Berna mette dei paletti

«Memento Labs, essendo una società italiana, chiede ogni volta la licenza di esportazione del software agli organi competenti del Ministero degli affari esteri italiano. Se invece deve fare attività formative sul software chiede prima l’autorizzazione al Dipartimento federale degli affari esteri (DFAE) e un’apposita commissione valuta ogni singolo caso», spiega Lezzi.

Da noi contatto, il DFAE spiega che le aziende attive nella sorveglianza di Internet (anche transfrontaliere) sono soggette alle normative svizzere in materia di controllo delle esportazioni e alla Legge federale sulle prestazioni di sicurezza private fornite all’estero. Le autorità federali «esaminano se un bene o un servizio possa essere utilizzato a fini repressivi. Per motivi di protezione dei dati, tuttavia, il DFAE non commenta le attività delle singole aziende». La Confederazione, ci conferma Lezzi, può mettere dei vincoli. «Non solo nei confronti dei Governi, ma anche per determinate istituzioni all’interno dei singoli Stati, anche quelli europei.
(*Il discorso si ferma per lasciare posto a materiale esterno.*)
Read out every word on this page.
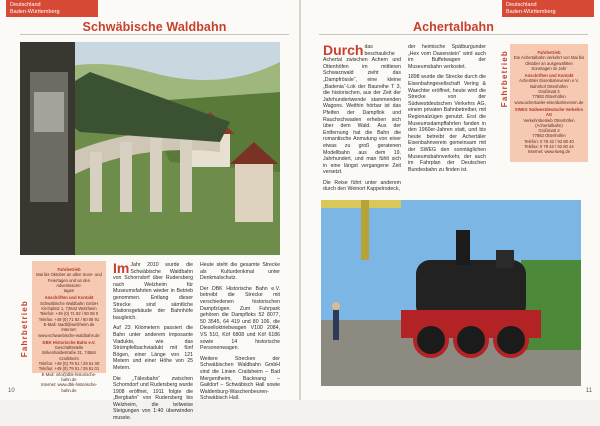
Deutschland
Baden-Württemberg
Schwäbische Waldbahn
Fahrbetrieb
Fahrbetrieb
Mai bis Oktober an allen Sonn- und
Feiertagen und an den Adventssonn-
tagen
Anschriften und Kontakt
Schwäbische Waldbahn GmbH
Kirchplatz 1, 73642 Welzheim
Telefon: +49 (0) 71 82 / 80 08 0
Telefax: +49 (0) 71 82 / 80 08 91
E-Mail: stadt@welzheim.de
Internet:
www.schwaebische-waldbahn.de
DBK Historische Bahn e.V.
Geschäftsstelle
Birkenhaldestraße 31, 74564 Crailsheim
Telefon: +49 (0) 79 51 / 29 61 00
Telefax: +49 (0) 79 51 / 29 61 01
E-Mail: info@dbk-historische-bahn.de
Internet: www.dbk-historische-bahn.de
Im Jahr 2010 wurde die Schwäbische Waldbahn von Schorndorf über Rudersberg nach Welzheim für Museumsfahrten wieder in Betrieb genommen. Entlang dieser Strecke sind sämtliche Stationsgebäude der Bahnhöfe baugleich.

Auf 23 Kilometern passiert die Bahn unter anderem imposante Viadukte, wie das Strümpfelbachviadukt mit fünf Bögen, einer Länge von 121 Metern und einer Höhe von 25 Metern.

Die „Tälesbahn“ zwischen Schorndorf und Rudersberg wurde 1908 eröffnet, 1911 folgte die „Bergbahn“ von Rudersberg bis Welzheim, die teilweise Steigungen von 1:40 überwinden musste.

Heute steht die gesamte Strecke als Kulturdenkmal unter Denkmalschutz.

Der DBK Historische Bahn e.V. betreibt die Strecke mit verschiedenen historischen Dampfzügen. Zum Fuhrpark gehören die Dampfloks 52 8077, 50 3545, 64 419 und 80 106, die Dieselloktriebwagen V100 2084, VS 510, Köf 6808 und Köf 6186 sowie 14 historische Personenwagen.

Weitere Strecken der Schwäbischen Waldbahn GmbH sind die Linien Crailsheim – Bad Mergentheim, Backnang – Gaildorf – Schwäbisch Hall sowie Waldenburg-Waschenbeuren-Schwäbisch Hall.

10
Deutschland
Baden-Württemberg
Achertalbahn
Durch das beschauliche Achertal zwischen Achern und Ottenhöfen im mittleren Schwarzwald zieht das „Dampfrössle“, eine kleine „Badenia“-Lok der Baureihe T 3, die historischen, aus der Zeit der Jahrhundertwende stammenden Wagons. Weithin hörbar ist das Pfeifen der Dampflok und Rauchschwaden erheben sich über dem Wald. Aus der Entfernung hat die Bahn die romantische Anmutung von einer etwas zu groß geratenen Modellbahn aus dem 19. Jahrhundert, und man fühlt sich in eine längst vergangene Zeit versetzt.

Die Reise führt unter anderem durch den Weinort Kappelrodeck,

der heimische Spätburgunder „Hex vom Dasenstein“ wird auch im Buffetwagen der Museumsbahn verkostet.

1898 wurde die Strecke durch die Eisenbahngesellschaft Vering & Waechter eröffnet, heute wird die Strecke von der Südwestdeutschen Verkehrs AG, einem privaten Bahnbetreiber, mit Regionalzügen genutzt. Erst die Museumsdampffahrten fanden in den 1960er-Jahren statt, und bis heute betreibt der Achertäler Eisenbahnverein gemeinsam mit der SWEG den sonntäglichen Museumsbahnverkehr, der auch im Fahrplan der Deutschen Bundesbahn zu finden ist.

Fahrbetrieb	Fahrbetrieb
Die Achertalbahn verkehrt von Mai bis
Oktober an ausgewählten
Sonntagen im Jahr
Anschriften und Kontakt
Achertäler Eisenbahnverein e.V.
Bahnhof Ottenhöfen
Großmatt 3
77883 Ottenhöfen
www.achertaeler-eisenbahnverein.de
SWEG Südwestdeutsche Verkehrs AG
Verkehrsbetrieb Ottenhöfen
(Achertalbahn)
Großmatt 3
77883 Ottenhöfen
Telefon: 0 78 42 / 92 80 40
Telefax: 0 78 42 / 92 80 44
Internet: www.sweg.de
11
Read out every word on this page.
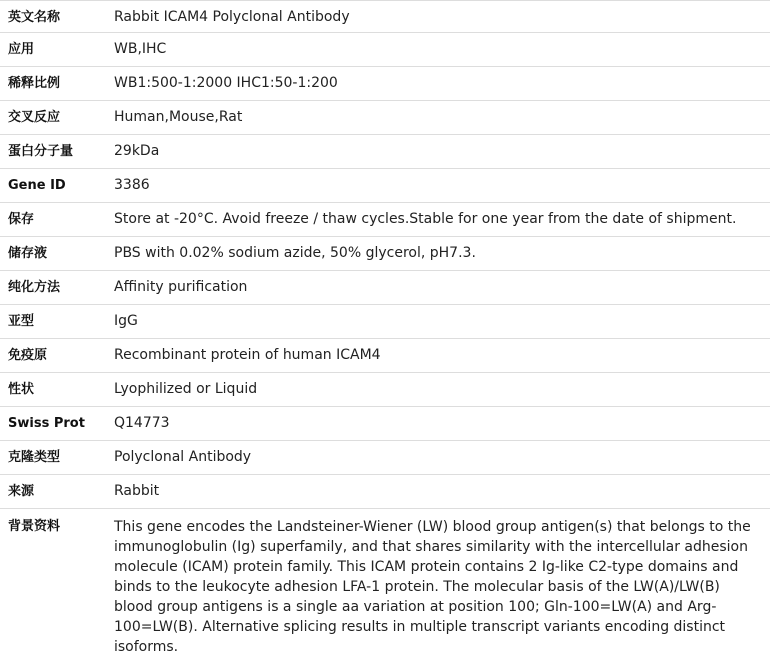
英文名称	Rabbit ICAM4 Polyclonal Antibody
应用	WB,IHC
稀释比例	WB1:500-1:2000 IHC1:50-1:200
交叉反应	Human,Mouse,Rat
蛋白分子量	29kDa
Gene ID	3386
保存	Store at -20°C. Avoid freeze / thaw cycles.Stable for one year from the date of shipment.
储存液	PBS with 0.02% sodium azide, 50% glycerol, pH7.3.
纯化方法	Affinity purification
亚型	IgG
免疫原	Recombinant protein of human ICAM4
性状	Lyophilized or Liquid
Swiss Prot	Q14773
克隆类型	Polyclonal Antibody
来源	Rabbit
背景资料	This gene encodes the Landsteiner-Wiener (LW) blood group antigen(s) that belongs to the immunoglobulin (Ig) superfamily, and that shares similarity with the intercellular adhesion molecule (ICAM) protein family. This ICAM protein contains 2 Ig-like C2-type domains and binds to the leukocyte adhesion LFA-1 protein. The molecular basis of the LW(A)/LW(B) blood group antigens is a single aa variation at position 100; Gln-100=LW(A) and Arg-100=LW(B). Alternative splicing results in multiple transcript variants encoding distinct isoforms.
Per ogni singola richiesta prima viene fatta una valutazione e poi riceviamo il via libera. Sicuramente vendiamo meno dei nostri concorrenti israeliani, perché abbiamo pure una nostra blacklist interna», chiosa il fondatore di «InTheCyber».

Confusione mediatica

Lezzi, dal canto suo, accoglie molto favorevolmente una maggiore regolamentazione per evitare abusi - sempre più frequenti - nel settore: «È chiaro che tocca tutti quanti, ma in passato alcuni Paesi – ad esempio con Pegasus - ne hanno abusato violando le regole. Per questo è importante inasprirle, affinchè le società serie, etiche e autorizzate possano continuare a collaborare con Governi e istituzioni senza correre il rischio di finire in pasto alla confusione mediatica, essendo un tema sempre più nell’occhio del ciclone. Queste società in realtà contribuiscono positivamente alla lotta al crimine».